Menurut Maqdir, pada tahap penyidikan, Irman tidak didampingi oleh pengacara.
Penyidik KPK dinilai mengabaikan kewajiban Pasal 114 Kitab Undang-Undang Hukum Acara Pidana (KUHAP).
Dalam pasal tersebut, penyidik wajib memberikan hak tersangka untuk mendapat bantuan hukum, atau wajib didampingi pengacara.
(Baca: Pengacara Anggap Perkara Irman Gusman Seharusnya Ditangani Polisi)
Menurut Maqdir, Irman pernah dijemput petugas KPK untuk berobat.
Namun, sebelum ke rumah sakit, ia dibawa ke Gedung KPK untuk mengurus syarat administrasi.
Sesampainya di Gedung KPK, Irman dipaksa untuk diperiksa sebagai tersangka.
Padahal, sesuai Pasal 112 ayat 1 KUHAP, penyidik harus melakukan panggilan untuk pemeriksaan dalam tenggang waktu yang wajar.
"Walau Irman ditahan, ia harus dipanggil dengan tenggang waktu yang wajar, minimal 3 hari sebelum pemeriksaan.
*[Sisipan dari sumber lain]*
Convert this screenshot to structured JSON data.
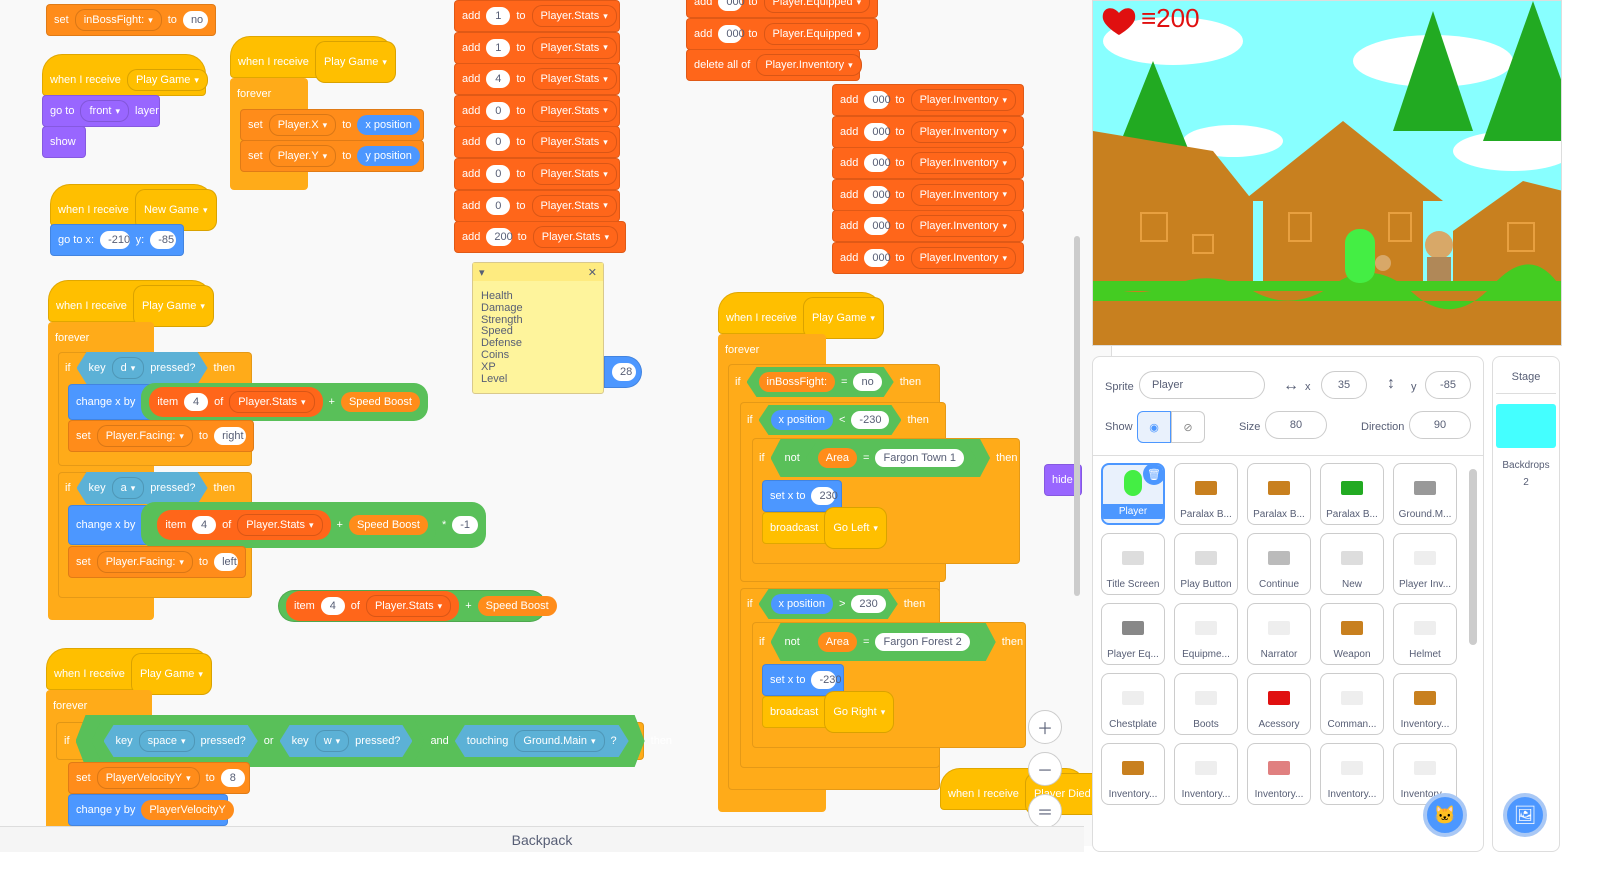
{
  "stage": {
    "hearts_text": "≡200"
  },
  "comment_text": "Health\nDamage\nStrength\nSpeed\nDefense\nCoins\nXP\nLevel",
  "backpack_label": "Backpack",
  "reporter_28": "28",
  "hide_label": "hide",
  "blocks": {
    "set": "set",
    "to": "to",
    "when_receive": "when I receive",
    "forever": "forever",
    "if": "if",
    "then": "then",
    "go_to": "go to",
    "layer": "layer",
    "show": "show",
    "go_to_x": "go to x:",
    "y": "y:",
    "key": "key",
    "pressed": "pressed?",
    "change_x_by": "change x by",
    "item": "item",
    "of": "of",
    "add": "add",
    "delete_all_of": "delete all of",
    "not": "not",
    "set_x_to": "set x to",
    "broadcast": "broadcast",
    "change_y_by": "change y by",
    "or": "or",
    "and": "and",
    "touching": "touching",
    "q": "?",
    "eq": "=",
    "lt": "<",
    "gt": ">",
    "plus": "+",
    "times": "*",
    "inBossFight": "inBossFight:",
    "no": "no",
    "play_game": "Play Game",
    "front": "front",
    "new_game": "New Game",
    "player_x": "Player.X",
    "player_y": "Player.Y",
    "x_position": "x position",
    "y_position": "y position",
    "neg210": "-210",
    "neg85": "-85",
    "d": "d",
    "a": "a",
    "four": "4",
    "player_stats": "Player.Stats",
    "speed_boost": "Speed Boost",
    "player_facing": "Player.Facing:",
    "right": "right",
    "left": "left",
    "neg1": "-1",
    "space": "space",
    "w": "w",
    "ground_main": "Ground.Main",
    "velY": "PlayerVelocityY",
    "eight": "8",
    "stats_vals": [
      "1",
      "1",
      "4",
      "0",
      "0",
      "0",
      "0",
      "200"
    ],
    "zero3": "000",
    "player_equipped": "Player.Equipped",
    "player_inventory": "Player.Inventory",
    "inBossFightVar": "inBossFight",
    "neg230": "-230",
    "area": "Area",
    "fargon_town": "Fargon Town 1",
    "twothirty": "230",
    "go_left": "Go Left",
    "fargon_forest": "Fargon Forest 2",
    "go_right": "Go Right",
    "player_died": "Player Died"
  },
  "sprite_info": {
    "sprite_label": "Sprite",
    "sprite_name": "Player",
    "x_label": "x",
    "x_val": "35",
    "y_label": "y",
    "y_val": "-85",
    "show_label": "Show",
    "size_label": "Size",
    "size_val": "80",
    "direction_label": "Direction",
    "direction_val": "90"
  },
  "sprites": [
    "Player",
    "Paralax B...",
    "Paralax B...",
    "Paralax B...",
    "Ground.M...",
    "Title Screen",
    "Play Button",
    "Continue",
    "New",
    "Player Inv...",
    "Player Eq...",
    "Equipme...",
    "Narrator",
    "Weapon",
    "Helmet",
    "Chestplate",
    "Boots",
    "Acessory",
    "Comman...",
    "Inventory...",
    "Inventory...",
    "Inventory...",
    "Inventory...",
    "Inventory...",
    "Inventory..."
  ],
  "stage_panel": {
    "title": "Stage",
    "backdrops_label": "Backdrops",
    "backdrops_count": "2"
  },
  "colors": {
    "events": "#ffbf00",
    "control": "#ffab19",
    "variables": "#ff8c1a",
    "lists": "#ff661a",
    "motion": "#4c97ff",
    "looks": "#9966ff",
    "sensing": "#5cb1d6",
    "operators": "#59c059"
  }
}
Waktu tersebut untuk bersiap-siap," kata Maqdir.
Selain itu, saat pemeriksaan dimulai, Irman tidak pernah diberi tahu apa yang disangkakan kepadanya.
Tim pengacara juga menilai penyidik KPK menghilangkan hak Irman untuk mendatangkan saksi atau ahli meringankan dalam tahap penyidikan.
Sesuai Pasal 65 KUHAP, tersangka diberikan hak untuk memanggil saksi atau ahli yang meringankan.
"Penyidik dengan sengaja menghilangkan hak untuk mempersiapkan pembelaan. Penyidik tidak memberikan kesempatan tersangka memberikan keterangan secara bebas dan didampimgi penasehat hukum," kata Maqdir.